When the Olympic Games come on television, I get so happy. The athletes who compete are truly athletes; they aren’t a LeBron James, Tom Brady or any other professional athlete looking for publicity.  Yes, some Olympic athletes do receive endorsements, but the games show true greatness.
The 2014 Winter Olympics have stirred up quite the tasty cocktail of drama. Preparations for the world’s athletes and fans to descend into Sochi have cost billions. It is the most expensive Olympics in history; according to Bloomberg Luxury, $45 billion. Sochi has been transformed into what looks like a Candy Land layout of 11 custom built venues for every sport with a system of monorail-type trains to get people around. All of the technology used in the opening ceremony made the scene ridiculously beautiful, but I got the impression they were trying too hard. Then there was the dreaded snowflake glitch during the opening ceremony, but hey, it’s all smoke and mirrors to me.

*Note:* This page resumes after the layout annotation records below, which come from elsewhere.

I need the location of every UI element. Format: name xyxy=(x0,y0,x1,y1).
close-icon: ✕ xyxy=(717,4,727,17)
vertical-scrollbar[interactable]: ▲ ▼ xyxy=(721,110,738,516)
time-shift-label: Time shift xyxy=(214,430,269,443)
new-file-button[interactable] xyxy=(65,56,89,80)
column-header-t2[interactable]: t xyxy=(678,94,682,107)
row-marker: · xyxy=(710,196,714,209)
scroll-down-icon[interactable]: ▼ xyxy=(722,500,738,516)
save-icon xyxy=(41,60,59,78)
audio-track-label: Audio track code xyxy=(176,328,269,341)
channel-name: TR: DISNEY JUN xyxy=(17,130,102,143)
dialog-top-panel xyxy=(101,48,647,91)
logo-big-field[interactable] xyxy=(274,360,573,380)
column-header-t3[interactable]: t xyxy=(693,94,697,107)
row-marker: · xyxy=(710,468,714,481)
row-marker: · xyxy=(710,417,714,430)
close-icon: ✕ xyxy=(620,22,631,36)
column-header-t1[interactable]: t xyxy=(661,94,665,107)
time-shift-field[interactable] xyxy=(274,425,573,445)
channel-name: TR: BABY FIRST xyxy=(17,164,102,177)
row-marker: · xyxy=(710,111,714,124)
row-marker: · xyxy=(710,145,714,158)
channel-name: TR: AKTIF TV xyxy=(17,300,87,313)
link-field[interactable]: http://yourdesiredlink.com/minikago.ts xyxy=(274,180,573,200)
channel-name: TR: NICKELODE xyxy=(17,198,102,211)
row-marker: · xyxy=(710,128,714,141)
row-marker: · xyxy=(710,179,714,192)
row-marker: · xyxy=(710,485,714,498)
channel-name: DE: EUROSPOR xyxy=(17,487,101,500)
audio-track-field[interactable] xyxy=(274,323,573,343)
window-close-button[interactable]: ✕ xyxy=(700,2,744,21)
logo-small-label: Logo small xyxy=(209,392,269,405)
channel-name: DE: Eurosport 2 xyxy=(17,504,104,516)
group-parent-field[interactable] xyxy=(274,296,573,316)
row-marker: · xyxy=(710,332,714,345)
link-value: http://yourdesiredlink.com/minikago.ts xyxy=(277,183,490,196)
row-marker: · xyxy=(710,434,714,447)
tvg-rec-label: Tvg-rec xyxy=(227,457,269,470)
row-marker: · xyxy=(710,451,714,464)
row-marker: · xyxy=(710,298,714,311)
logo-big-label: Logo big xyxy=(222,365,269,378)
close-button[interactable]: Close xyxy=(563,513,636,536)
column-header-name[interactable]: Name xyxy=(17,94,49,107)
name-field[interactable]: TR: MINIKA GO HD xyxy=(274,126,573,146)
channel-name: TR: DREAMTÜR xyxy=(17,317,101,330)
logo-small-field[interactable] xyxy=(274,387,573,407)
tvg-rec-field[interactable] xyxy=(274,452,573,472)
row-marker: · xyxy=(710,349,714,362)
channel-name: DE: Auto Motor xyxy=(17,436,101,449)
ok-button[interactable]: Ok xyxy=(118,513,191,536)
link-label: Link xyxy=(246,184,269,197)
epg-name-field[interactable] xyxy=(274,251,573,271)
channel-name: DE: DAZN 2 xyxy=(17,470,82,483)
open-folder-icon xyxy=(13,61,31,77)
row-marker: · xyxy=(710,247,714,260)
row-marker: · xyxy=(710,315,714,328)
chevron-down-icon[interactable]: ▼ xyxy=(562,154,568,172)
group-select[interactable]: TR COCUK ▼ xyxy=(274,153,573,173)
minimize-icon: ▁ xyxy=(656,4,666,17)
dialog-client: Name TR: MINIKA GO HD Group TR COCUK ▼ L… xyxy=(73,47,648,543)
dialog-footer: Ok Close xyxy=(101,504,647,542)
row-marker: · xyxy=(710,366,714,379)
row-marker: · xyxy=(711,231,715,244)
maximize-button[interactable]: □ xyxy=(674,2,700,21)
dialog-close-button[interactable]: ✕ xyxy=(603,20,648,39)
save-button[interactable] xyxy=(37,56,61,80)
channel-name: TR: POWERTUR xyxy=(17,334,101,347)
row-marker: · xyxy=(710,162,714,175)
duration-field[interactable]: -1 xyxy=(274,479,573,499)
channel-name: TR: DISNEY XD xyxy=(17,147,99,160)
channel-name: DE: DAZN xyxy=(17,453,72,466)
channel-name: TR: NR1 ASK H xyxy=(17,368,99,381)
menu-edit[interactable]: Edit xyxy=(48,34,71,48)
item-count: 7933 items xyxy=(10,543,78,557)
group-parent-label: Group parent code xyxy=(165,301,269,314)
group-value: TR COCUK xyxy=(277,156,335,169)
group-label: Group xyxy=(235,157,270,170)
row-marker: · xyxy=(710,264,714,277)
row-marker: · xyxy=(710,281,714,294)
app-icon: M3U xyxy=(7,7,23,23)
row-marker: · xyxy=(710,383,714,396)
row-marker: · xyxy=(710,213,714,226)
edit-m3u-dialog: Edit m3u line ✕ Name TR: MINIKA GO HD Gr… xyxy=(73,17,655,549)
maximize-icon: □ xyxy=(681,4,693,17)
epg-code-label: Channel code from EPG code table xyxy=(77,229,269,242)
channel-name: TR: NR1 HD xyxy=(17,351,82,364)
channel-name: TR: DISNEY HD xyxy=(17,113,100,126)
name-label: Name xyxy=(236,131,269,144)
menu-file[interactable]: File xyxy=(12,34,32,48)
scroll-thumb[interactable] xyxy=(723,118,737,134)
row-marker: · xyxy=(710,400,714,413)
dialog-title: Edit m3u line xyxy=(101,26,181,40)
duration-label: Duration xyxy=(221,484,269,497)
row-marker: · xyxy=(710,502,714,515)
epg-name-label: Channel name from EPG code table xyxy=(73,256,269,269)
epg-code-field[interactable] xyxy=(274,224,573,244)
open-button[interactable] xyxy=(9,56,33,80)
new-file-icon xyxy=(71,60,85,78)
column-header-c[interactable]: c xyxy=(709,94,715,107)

Vladimir Putin has done everything in his power to make Russia look pristine with the whole world’s eyes on them. It is funny though, because all this technology Russia is working with is not what the Olympics are about. Despite all the bad press against the Winter Olympics in Sochi, these games give countries the opportunity to come together and learn some tolerance from one another.
Take Johnny Weir, the three-time U.S. National Champion, 2008 World bronze medalist and openly gay figure skater who has taken Sochi by storm with his fashion statements. Pink blazers, leather leggings, platform boots and fur coats are just a few weapons in his arsenal. Everyday his outfit is paired with an Elvis meets Russia style braided coif and an Instagram post. Weir is currently broadcasting live for NBC with fellow former figure skating Olympian Tara Lipinski and clearly not afraid to be himself in a country with a newly minted anti-gay propaganda law. I love people like that. Maybe Putin will realize how damaging his country’s views are after the Olympics are over.
These Olympics give women ski jumpers the chance to compete for the first time in more than 100 years. While researching the history of the Olympics, I found only single women were allowed to watch the Olympic Games when they began in Greece. Married women had to stay home, and the single women were not eligible to compete, only spectate. The ski jump has been criticized for being unhealthy for women, but that hasn’t stopped 30 women from 12 countries from going to Sochi to compete. According to Michelle Kaufman of the Miami Herald, in 2005 Gian Franco Kasper of Switzerland, president of the International Ski Federation, claimed the sport “seems not to be appropriate for ladies from a medical point of view.” Now the world has obviously changed its mind on that point, thank goodness.
The Ancient Olympic Games started in 776 B.C., and after a brief hiatus, began again in 1896. They haven’t stopped since. Every four years, the Olympics are held in a new place. This year, it was Sochi, who locked in their bid in 2007. We had no control over that.
Though I feel sports and competition are trivial at best, when it happens in the form of the Olympics, I’m all for it. The athletes promote wellness of mind, body and soul. In fact, the Olympic Games were restarted in Athens because of a Frenchman by the name of Baron Pierre de Coubertin. He decided to revive them to promote physical education. It’s ironic that an event promoting physical education has morphed into such a phenomenon it is sponsored by McDonald’s, but sometimes that’s how the cookie crumbles.
Before the closing ceremony, maybe catch a sport or two. Watch how much work these athletes have put in to earn their turn on the world’s stage. They are trying really hard but not for the same reasons as Russia. Their hard work comes from their heart. That’s what the Olympic Games are all about.